CPR – or Cardiopulmonary Resuscitation – is known the world over for saving lives. A relatively simple technique, considering its reputation, it’s the go-to emergency procedure for a person whose heart has stopped beating.
The longer a person goes without oxygen, the more the likelihood of damage to their vital organs and even death.
CPR has the potential to keep the person alive long enough to receive professional medical attention.
There is no good reason not learn how to do CPR. You don’t need to be a health professional to gain expertise in this highly effective medical intervention, which is quick to both learn and execute.
But knowing how to do it properly is key. Learning it at a registered First Aid training course — such as those provided by Australia Wide First Aid in Melbourne’s CBD for example — is the recognised way to gain certification in CPR.
It has been long understood that CPR is something everyone should know how to do. For that reason, it is at the core of all accredited First Aid courses.
How Does CPR Work?
Before the COVID pandemic, CPR was performed by alternating chest compressions and mouth-to-mouth breathing.
This process works to push oxygen into the lungs, so that oxygenated blood can get to the brain and keep the person alive.
This CPR technique, taught for many years at First Aid courses around Australia, involved 30 chest compressions and 2 deep breaths, repeating that cycle until proper help arrives.
Now, in times of infection concerns with COVID-19, the breaths are reserved for First Aiders with PPE in the form of face-shields. Chest compressions remain integral to CPR.
When is CPR Necessary?
CPR can be used in many different emergency situations. We’ve all seen those TV dramas showing someone who has been rescued from drowning by often questionable on-screen representations of CPR techniques…
But there are literally hundreds of scenarios where timely CPR, done correctly, can mean the difference between life and death.
For instance, a massive heart attack that has rendered a person incapable of breathing can be counteracted using CPR.

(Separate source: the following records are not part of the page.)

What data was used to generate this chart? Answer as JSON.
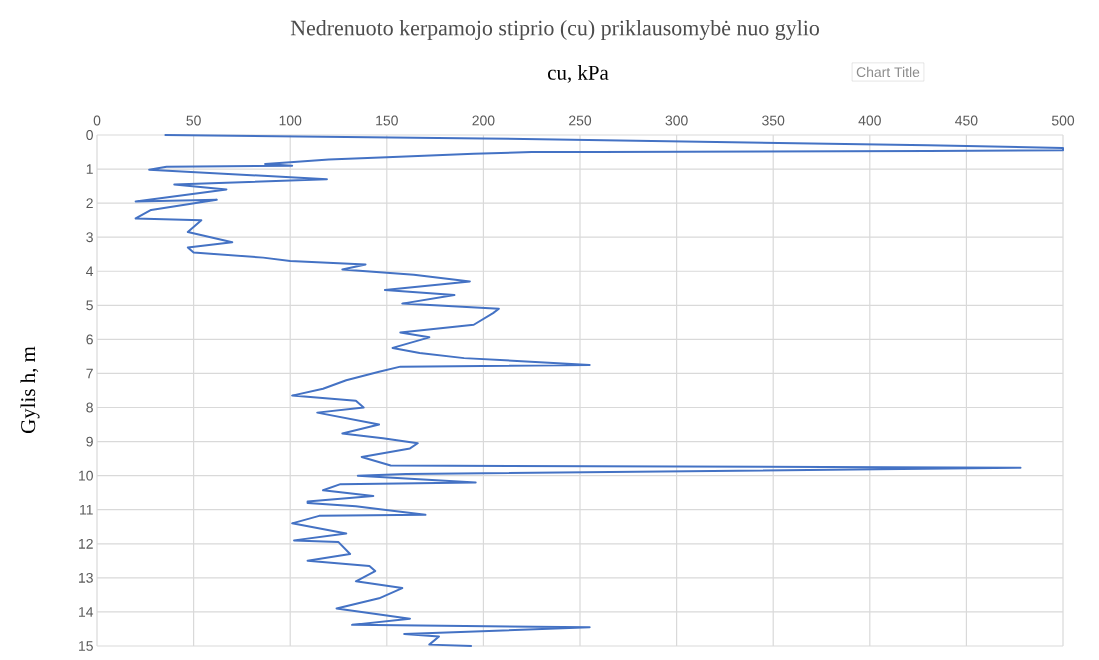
{
  "chart_data": {
    "type": "line",
    "title": "Nedrenuoto kerpamojo stiprio (cu) priklausomybė nuo gylio",
    "xlabel": "cu, kPa",
    "ylabel": "Gylis h, m",
    "annotations": [
      "Chart Title"
    ],
    "series": [
      {
        "color": "#4472c4",
        "x": [
          35,
          200,
          430,
          500,
          500,
          430,
          260,
          225,
          195,
          150,
          120,
          100,
          87,
          101,
          36,
          27,
          119,
          40,
          67,
          20,
          62,
          28,
          20,
          54,
          47,
          70,
          47,
          50,
          86,
          100,
          139,
          127,
          164,
          193,
          149,
          185,
          158,
          208,
          205,
          195,
          157,
          172,
          153,
          167,
          190,
          255,
          157,
          146,
          129,
          117,
          101,
          134,
          138,
          114,
          146,
          127,
          148,
          166,
          162,
          137,
          152,
          478,
          160,
          135,
          196,
          126,
          117,
          143,
          109,
          109,
          134,
          170,
          115,
          101,
          129,
          102,
          125,
          131,
          109,
          141,
          144,
          134,
          158,
          146,
          124,
          162,
          132,
          255,
          159,
          177,
          172,
          194
        ],
        "values": [
          0,
          0.1,
          0.3,
          0.38,
          0.45,
          0.47,
          0.5,
          0.5,
          0.55,
          0.65,
          0.72,
          0.8,
          0.85,
          0.9,
          0.93,
          1.02,
          1.3,
          1.45,
          1.6,
          1.95,
          1.9,
          2.2,
          2.45,
          2.5,
          2.85,
          3.15,
          3.3,
          3.45,
          3.6,
          3.7,
          3.8,
          3.95,
          4.1,
          4.3,
          4.55,
          4.7,
          4.95,
          5.1,
          5.23,
          5.57,
          5.8,
          5.94,
          6.25,
          6.4,
          6.55,
          6.75,
          6.8,
          6.95,
          7.2,
          7.45,
          7.65,
          7.8,
          8.0,
          8.15,
          8.5,
          8.76,
          8.9,
          9.05,
          9.2,
          9.45,
          9.7,
          9.77,
          9.95,
          10.0,
          10.2,
          10.25,
          10.43,
          10.6,
          10.76,
          10.8,
          10.9,
          11.15,
          11.18,
          11.4,
          11.7,
          11.9,
          11.95,
          12.3,
          12.5,
          12.65,
          12.8,
          13.1,
          13.3,
          13.6,
          13.9,
          14.2,
          14.38,
          14.45,
          14.65,
          14.72,
          14.96,
          15.0
        ]
      }
    ],
    "xlim": [
      0,
      500
    ],
    "xticks": [
      0,
      50,
      100,
      150,
      200,
      250,
      300,
      350,
      400,
      450,
      500
    ],
    "ylim": [
      15,
      0
    ],
    "yticks": [
      0,
      1,
      2,
      3,
      4,
      5,
      6,
      7,
      8,
      9,
      10,
      11,
      12,
      13,
      14,
      15
    ],
    "grid": true,
    "marker": "none",
    "line_style": "solid"
  }
}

Drug overdose is another example where CPR can save a life.
The whole point is to keep oxygen flowing in the injured party’s body long enough for them to get to a hospital.
Why Learn CPR?
Without oxygen, the human brain can survive for only 5 minutes, on average, before it is permanently damaged.
Used properly, CPR can dramatically increase a person’s chances of making a full and complete recovery, even after a serious injury or problem.
On the other hand, simply allowing a person to lie there without the benefit of CPR, while waiting for help, would increase their risk significantly.
Performing CPR is taking a proactive approach to a frightening and stressful situation. In the context of emergency medical attention, it’s also one of the easier things you can learn.
Refresher courses on CPR and other First Aid strategies have their place because treatments and products are continually evolving. And although, hopefully, you won’t be needing to use your First Aid skills too often, a refresher will help you maintain your confidence in those skills.
The Australian Resuscitation Council recommends renewing CPR certification every 12 months.